France is expensive! The local bar in the sleepy village on top of a mountain sells a beer for 2.20 euros (our bar here sells it for 70 cents).
Saying good bye to our hosts we headed across France (in the rain) to Bergerac where my step mum (Pat) had hired a cottage for a week. Pat's birthday was on the Friday and her close friends and family were there to celebrate with her in style. The low moment for me during the trip was stopping in a rain soaked lay by having to eat bloody ham and cheese baguettes, with the car steaming up as you couldn't open the windows as the rain would come through....if that was not bad enough I had to deal with French toilets...why oh why in this modern world do the French still insist on you squatting over a hole in the ground with your trouser legs pulled up so they don't dangle in the pee on the floor from many other weary motorists! I just don't understand why they cannot fit a normal flushing loo! Rant over!
We arrived in Bergerac with the sun coming to great us and found the cottage (despite the sat nav sending is round the back roads of France). Stunning, stunning place, with wide open fields surrounding us, and more importantly a well stocked fridge and enough red wine to sink 8 grown people! Pouring myself a decent (or should that be indecent) glass of red, we took a look round. Totally stunning, take a look.
Touring the area over the next few days we decided this area of France is very neat! Neat because it is so well manicured. Lines of vines surround you, trees planted in neat straight lines, clean, well looked after. The place is simply littered with stunning chateaux's, from large wine estates in St Emillion (where we decided we did not want to part with hundreds of euros for wine) to the country homes and holiday homes of Europe's rich people! All that wealth everywhere but it still has a lot of charm.

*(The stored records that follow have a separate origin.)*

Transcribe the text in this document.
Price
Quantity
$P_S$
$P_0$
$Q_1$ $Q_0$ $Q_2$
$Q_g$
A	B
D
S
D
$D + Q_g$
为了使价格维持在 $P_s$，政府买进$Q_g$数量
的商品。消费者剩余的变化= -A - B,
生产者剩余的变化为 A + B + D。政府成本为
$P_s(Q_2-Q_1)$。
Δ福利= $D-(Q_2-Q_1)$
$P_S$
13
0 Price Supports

Deciding not to take out a mortgage to pay for lunch and dinner, we all took in turns to cook each night. It worked well. For a group of 10 people it was a great way of having time to yourself during the day but sitting round a big kitchen table in the evening, drinking wine and eating far too much food - which always included stinking cheese at the end! For some reason I didn't mind cheese baguettes here for lunch and dinner (fickle aren't I?).

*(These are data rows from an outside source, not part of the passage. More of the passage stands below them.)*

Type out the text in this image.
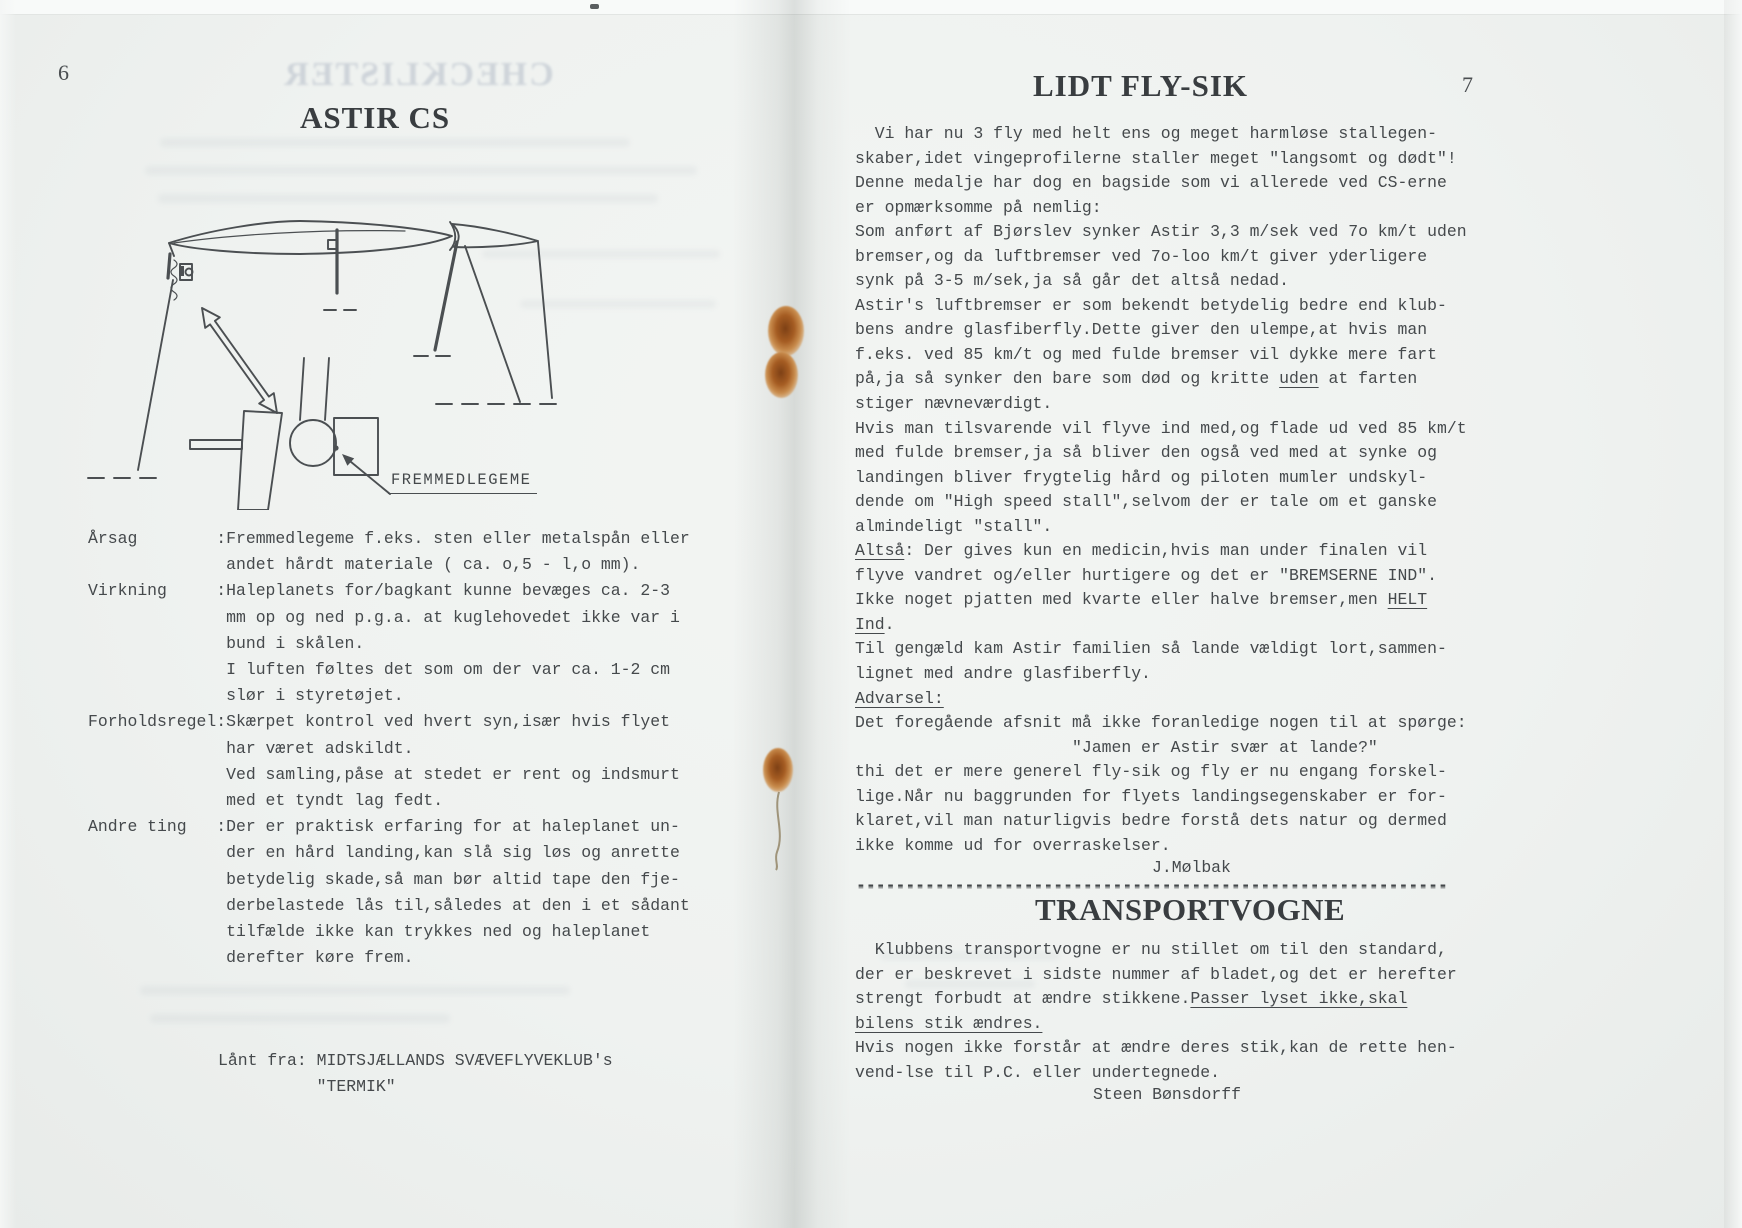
CHECKLISTER
6
ASTIR CS
FREMMEDLEGEME
Årsag        :Fremmedlegeme f.eks. sten eller metalspån eller
andet hårdt materiale ( ca. o,5 - l,o mm).
Virkning     :Haleplanets for/bagkant kunne bevæges ca. 2-3
mm op og ned p.g.a. at kuglehovedet ikke var i
bund i skålen.
I luften føltes det som om der var ca. 1-2 cm
slør i styretøjet.
Forholdsregel:Skærpet kontrol ved hvert syn,især hvis flyet
har været adskildt.
Ved samling,påse at stedet er rent og indsmurt
med et tyndt lag fedt.
Andre ting   :Der er praktisk erfaring for at haleplanet un-
der en hård landing,kan slå sig løs og anrette
betydelig skade,så man bør altid tape den fje-
derbelastede lås til,således at den i et sådant
tilfælde ikke kan trykkes ned og haleplanet
derefter køre frem.
Lånt fra: MIDTSJÆLLANDS SVÆVEFLYVEKLUB's
"TERMIK"
LIDT FLY-SIK	7
Vi har nu 3 fly med helt ens og meget harmløse stallegen-
skaber,idet vingeprofilerne staller meget "langsomt og dødt"!
Denne medalje har dog en bagside som vi allerede ved CS-erne
er opmærksomme på nemlig:
Som anført af Bjørslev synker Astir 3,3 m/sek ved 7o km/t uden
bremser,og da luftbremser ved 7o-loo km/t giver yderligere
synk på 3-5 m/sek,ja så går det altså nedad.
Astir's luftbremser er som bekendt betydelig bedre end klub-
bens andre glasfiberfly.Dette giver den ulempe,at hvis man
f.eks. ved 85 km/t og med fulde bremser vil dykke mere fart
på,ja så synker den bare som død og kritte uden at farten
stiger nævneværdigt.
Hvis man tilsvarende vil flyve ind med,og flade ud ved 85 km/t
med fulde bremser,ja så bliver den også ved med at synke og
landingen bliver frygtelig hård og piloten mumler undskyl-
dende om "High speed stall",selvom der er tale om et ganske
almindeligt "stall".
Altså: Der gives kun en medicin,hvis man under finalen vil
flyve vandret og/eller hurtigere og det er "BREMSERNE IND".
Ikke noget pjatten med kvarte eller halve bremser,men HELT
Ind.
Til gengæld kam Astir familien så lande vældigt lort,sammen-
lignet med andre glasfiberfly.
Advarsel:
Det foregående afsnit må ikke foranledige nogen til at spørge:
"Jamen er Astir svær at lande?"
thi det er mere generel fly-sik og fly er nu engang forskel-
lige.Når nu baggrunden for flyets landingsegenskaber er for-
klaret,vil man naturligvis bedre forstå dets natur og dermed
ikke komme ud for overraskelser.
J.Mølbak
------------------------------------------------------------
TRANSPORTVOGNE
Klubbens transportvogne er nu stillet om til den standard,
der er beskrevet i sidste nummer af bladet,og det er herefter
strengt forbudt at ændre stikkene.Passer lyset ikke,skal
bilens stik ændres.
Hvis nogen ikke forstår at ændre deres stik,kan de rette hen-
vend-lse til P.C. eller undertegnede.
Steen Bønsdorff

After a wonderful week we left Le Brandau and a huge thank you to Pat for a wonderful time, and headed towards Portugal. We drove and drove then finally stopped in a place in Spain called Burgos. The rough guide told us it was a great place to stop, it was. We fell out a bit while trying to find somewhere to stay, but fell on our feet at the tourist office as they called a local Pension and we found a room for the night for a bargain 27 euros! Peter was well happy!
It was Saturday night and Halloween! Burgos was busy. We had a wonderful time going to bar after bar sampling the tapas on offer. From fried chorizo, to chorizo in red wine, to a bar that just sold mussels in three different sauces (packed to the rafters). As normal in Spain the football was on and the bars full of people eating, drinking, watching football and smoking! Ahhh to smell smoke in a bar again - actually it was not unpleasant until the next morning when I put the same jumper on again and the smoke was clinging to the jumper! At about 10pm with stumbling across the cathedral which is so famous in Burgos! Impressive! Not a lot more I can say!
Heading home the next morning the rains started. A massive low across Europe brought thunder, wind and rain. Home in good time to a ravaged back garden and a soaking wet dog who'd been well cared for by Ana and Joaquim.
Loved the trip, spent too much money, drank too much wine, lovely to be home!